The segment of our society who are not taking the vaccine largely resides in rural America where they tend to clump together and gather in churches and large box stores such as Walmart. This is the same population which does not appreciate the dangers posed by this virus including the long-term sequalae which are being reported in 10% to 30% of those who are even mildly infected. This segment of the population is also mask adverse, questioning their efficacy. All of this makes large regions of American a petri dish for viral spread and devastation.

And now we are hit with the first wave of variants, brought on by the UK or B.1.1.7. mutation. This variant is up to 70% more transmissible and approximately 64% more lethal. Reinfection data is scant, but a recent Israeli study found that if one only receives a single dose of the Pfizer/BioNTech Vaccine that you have a 26-fold higher risk of being infected with the UK variant. (Two doses of Pfizer/BioNTech has up to 97% efficacy in preventing “symptomatic COVID-19 cases, hospitalizations, severe and critical hospitalizations, and deaths” from the B.1.1.7. variant.

The UK strain is fast becoming the dominate strain in the United States. It is more transmissible and lethal than the wild type of virus, and it requires full dosage of a two-dose vaccine to afford substantial protection from infection. In other words, the vaccines are working, but the virus has adapted and is now working twice as hard to maintain the same effect.

Unfortunately, there are other more concerning variants which are looming. On March 17, Infection Control Today® reported a coronavirus outbreak in a highly vaccinated nursing home in Eastern Kentucky. On April 21, the Centers for Disease Control and Prevention (CDC) and the Kentucky Department for Public Health released a report which describes what I believe was the same outbreak (the report is confidential, but let us pray this has not happened twice in Eastern Kentucky.) The predator was identified as a SARS-CoV-2 variant having the E484K mutation. The same immunity escape mutation found in the South African, Brazilian and New York variants.

The CDC reported that the nursing home had 83 residents and 116 health care personnel (HCP). “During the outbreak, 46 COVID-19 cases were identified, including cases in 26 residents (18 fully vaccinated) and 20 HCP (4 vaccinated).”

It is clear that vaccines were not fully protective, but that unvaccinated residents and health care personnel had 3 to 4 times the risk of acquiring an infection. Natural immunity was also not completely protective with 4 individuals experiencing possible reinfections with symptomatic COVID-19.

Vaccine effectiveness in preventing infection was estimated to be 66% in residents and 79% in health care workers. Vaccine effectiveness in preventing symptomatic COVID-19 was 87% in both groups. Viral infections (attack rates) were 3 times higher in unvaccinated residents and 4 times higher in unvaccinated HCPs. And the vaccine was 94% effective in preventing resident hospitalizations (no HCP was hospitalized). Three residents died, one of whom was vaccinated.

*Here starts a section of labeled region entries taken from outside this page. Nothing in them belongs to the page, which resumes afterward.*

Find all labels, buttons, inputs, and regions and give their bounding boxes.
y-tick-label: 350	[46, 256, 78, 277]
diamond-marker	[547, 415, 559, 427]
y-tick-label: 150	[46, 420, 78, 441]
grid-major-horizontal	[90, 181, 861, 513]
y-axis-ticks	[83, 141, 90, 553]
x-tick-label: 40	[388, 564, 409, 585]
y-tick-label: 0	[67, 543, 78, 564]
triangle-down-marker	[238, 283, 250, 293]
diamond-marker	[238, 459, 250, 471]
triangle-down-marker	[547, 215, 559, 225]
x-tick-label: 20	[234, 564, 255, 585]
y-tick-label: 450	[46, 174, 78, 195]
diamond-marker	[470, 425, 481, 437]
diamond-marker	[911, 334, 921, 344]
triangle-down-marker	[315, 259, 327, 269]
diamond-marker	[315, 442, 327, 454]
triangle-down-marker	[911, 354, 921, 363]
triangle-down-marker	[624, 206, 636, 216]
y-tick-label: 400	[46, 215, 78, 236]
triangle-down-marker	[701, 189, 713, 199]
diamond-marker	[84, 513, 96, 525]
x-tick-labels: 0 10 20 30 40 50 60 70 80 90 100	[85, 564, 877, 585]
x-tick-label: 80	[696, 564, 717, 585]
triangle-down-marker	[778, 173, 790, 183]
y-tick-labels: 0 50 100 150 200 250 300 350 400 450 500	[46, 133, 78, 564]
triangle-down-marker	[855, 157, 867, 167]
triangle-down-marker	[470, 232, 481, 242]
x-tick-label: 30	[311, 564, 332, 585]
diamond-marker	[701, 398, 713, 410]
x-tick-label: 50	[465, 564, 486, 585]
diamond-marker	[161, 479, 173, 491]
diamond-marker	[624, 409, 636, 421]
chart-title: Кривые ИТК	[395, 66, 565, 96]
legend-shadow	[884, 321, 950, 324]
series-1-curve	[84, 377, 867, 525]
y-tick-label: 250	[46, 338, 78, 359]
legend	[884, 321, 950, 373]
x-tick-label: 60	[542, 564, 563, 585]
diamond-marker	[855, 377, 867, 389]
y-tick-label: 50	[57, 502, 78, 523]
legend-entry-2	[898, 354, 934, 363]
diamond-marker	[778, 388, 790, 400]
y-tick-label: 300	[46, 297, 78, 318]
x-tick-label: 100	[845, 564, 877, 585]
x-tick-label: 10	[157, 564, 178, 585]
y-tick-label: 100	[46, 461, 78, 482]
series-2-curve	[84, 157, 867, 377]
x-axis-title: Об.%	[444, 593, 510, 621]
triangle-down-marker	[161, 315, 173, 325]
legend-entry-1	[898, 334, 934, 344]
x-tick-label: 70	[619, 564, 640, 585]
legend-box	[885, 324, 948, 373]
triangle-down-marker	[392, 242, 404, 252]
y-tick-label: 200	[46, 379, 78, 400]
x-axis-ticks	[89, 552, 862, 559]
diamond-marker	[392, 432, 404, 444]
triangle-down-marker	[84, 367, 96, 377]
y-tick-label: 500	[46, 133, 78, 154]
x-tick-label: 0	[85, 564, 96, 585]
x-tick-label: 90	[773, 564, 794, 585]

Of utmost concern is that the index case was an unvaccinated symptomatic health care worker. Many in our society feel it is their right not to be vaccinated, and even not wear masks. But to exercise this right and place the most defenseless segment of our society, who has entrusted their lives to health care workers, at risk, I feel is simply reprehensible. If you work in a health care facility, you need to be vaccinated against SARS-CoV-2. If you choose not to become vaccinated, then you should choose not to be working in a health care setting.

Thus, even with the E484K variants, vaccination appears to provide substantial protection against severe COVID-19. However, for the most part, severe is defined as dying or being hospitalized. This is a very low bar to set for community health. I personally know too many of my friends who have had “mild” COVID and are now suffering from chronic dyspnea and heart disease, such as arrhythmias.

The take-home message is very simple, get vaccinated and even if you are vaccinated, you can become infected with immune escaping variants and transmit the virus. You should also avoid poorly ventilated indoor settings, wear a well-fitted well-constructed mask and if possible, purchase several N-95 masks (they are currently available on Amazon).